Our job is to make sure researchers can get their work done with less fuss and muss.
All of these researchers have a lot going on, and our job is to make sure they can get their work done with less fuss and muss. We want to make sure they can get their research done so that they can go out and make sure that the government and organizations are doing what they need to do to combat the disease.
HPC is often the invisible workhorse in the background, crunching numbers and running simulations but often without getting a lot of public recognition. Has the coronavirus response changed that?
I would say so. It's always been important, but the scale at which we’re now working and the rise of AI algorithms and machine and deep learning presents new frontiers for us to be able to help combat the disease in ways we've never been able to before.

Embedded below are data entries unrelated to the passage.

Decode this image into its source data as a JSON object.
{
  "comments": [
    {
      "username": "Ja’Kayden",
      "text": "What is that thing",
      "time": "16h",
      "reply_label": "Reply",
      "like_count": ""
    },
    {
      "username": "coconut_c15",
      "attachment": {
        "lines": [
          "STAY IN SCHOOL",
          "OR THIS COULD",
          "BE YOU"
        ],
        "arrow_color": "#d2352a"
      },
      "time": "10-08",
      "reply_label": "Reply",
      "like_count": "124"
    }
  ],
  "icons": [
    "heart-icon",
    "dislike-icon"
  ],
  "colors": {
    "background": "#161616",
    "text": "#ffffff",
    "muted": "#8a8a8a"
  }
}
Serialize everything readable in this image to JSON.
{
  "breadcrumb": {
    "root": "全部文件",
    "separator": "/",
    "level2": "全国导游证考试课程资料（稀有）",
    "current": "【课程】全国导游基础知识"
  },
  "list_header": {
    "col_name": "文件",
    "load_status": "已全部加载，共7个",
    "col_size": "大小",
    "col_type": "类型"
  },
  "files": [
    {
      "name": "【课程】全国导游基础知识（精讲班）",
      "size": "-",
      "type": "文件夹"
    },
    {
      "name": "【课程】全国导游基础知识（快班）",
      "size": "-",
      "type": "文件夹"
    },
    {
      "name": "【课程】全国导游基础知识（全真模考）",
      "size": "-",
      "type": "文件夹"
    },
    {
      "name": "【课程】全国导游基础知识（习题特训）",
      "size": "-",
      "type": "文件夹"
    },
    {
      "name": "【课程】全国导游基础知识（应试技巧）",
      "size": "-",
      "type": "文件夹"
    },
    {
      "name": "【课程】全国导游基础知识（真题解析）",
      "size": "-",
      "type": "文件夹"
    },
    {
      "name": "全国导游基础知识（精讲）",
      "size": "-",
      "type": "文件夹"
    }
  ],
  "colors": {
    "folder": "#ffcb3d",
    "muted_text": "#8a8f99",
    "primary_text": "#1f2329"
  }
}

But what's really catalyzed that, too, is the availability of data. There's many different sharing initiatives out there that are getting it out in the open for all sorts of researchers to use. Everybody's looking for an answer, and these models are exactly what you need to do this. Being able to explore the ‘what if’ is exactly why they were developed. I think that's really helped to make computing front and center and necessary for the international response to this disease.
Seeing the response of the community mobilizing and making sure that the resources are dedicated to doing this kind of work is very, very heartening.
One thing that I've noticed in this pandemic versus the last pandemic of H1N1, is that computational modeling is all over the news, and it is clear that decision makers all the way up to the President are using those results to inform the policy and decisions.
Has anything else changed since H1N1 in 2009? Eleven years is a long time in the tech world.
HPC, and I would say a more appropriate term like advanced research computing, is much more data-centric now. Back then was sort of the advent of data-centric computing. But now it’s really in full force. The key to understanding where the disease is at and what we need to do is all data-driven. So, we're in a much better position now than we were then to do large-scale, complex analysis to help decision makers boil it down to where we're at and what decisions need to be made.
Do you personally feel encouraged to have all these computational resources and consortiums throwing their compute power into the fray?
Absolutely, I'm very encouraged. Seeing the response of the community mobilizing and making sure that the resources are dedicated to doing this kind of work is very, very heartening. That does give me hope that we will have better solutions quicker than we would if everybody was trying to scramble and do this independently.
We have the attention of all the major players in high-performance computing, both in the on-premises computing and the cloud support. They're not just dedicating cycles or storage but dedicating people to it as well to help researchers as much as possible scale up their science and get it done as quickly as possible to inform the response effort. So, yes, I think it's wonderful. I greatly applaud it.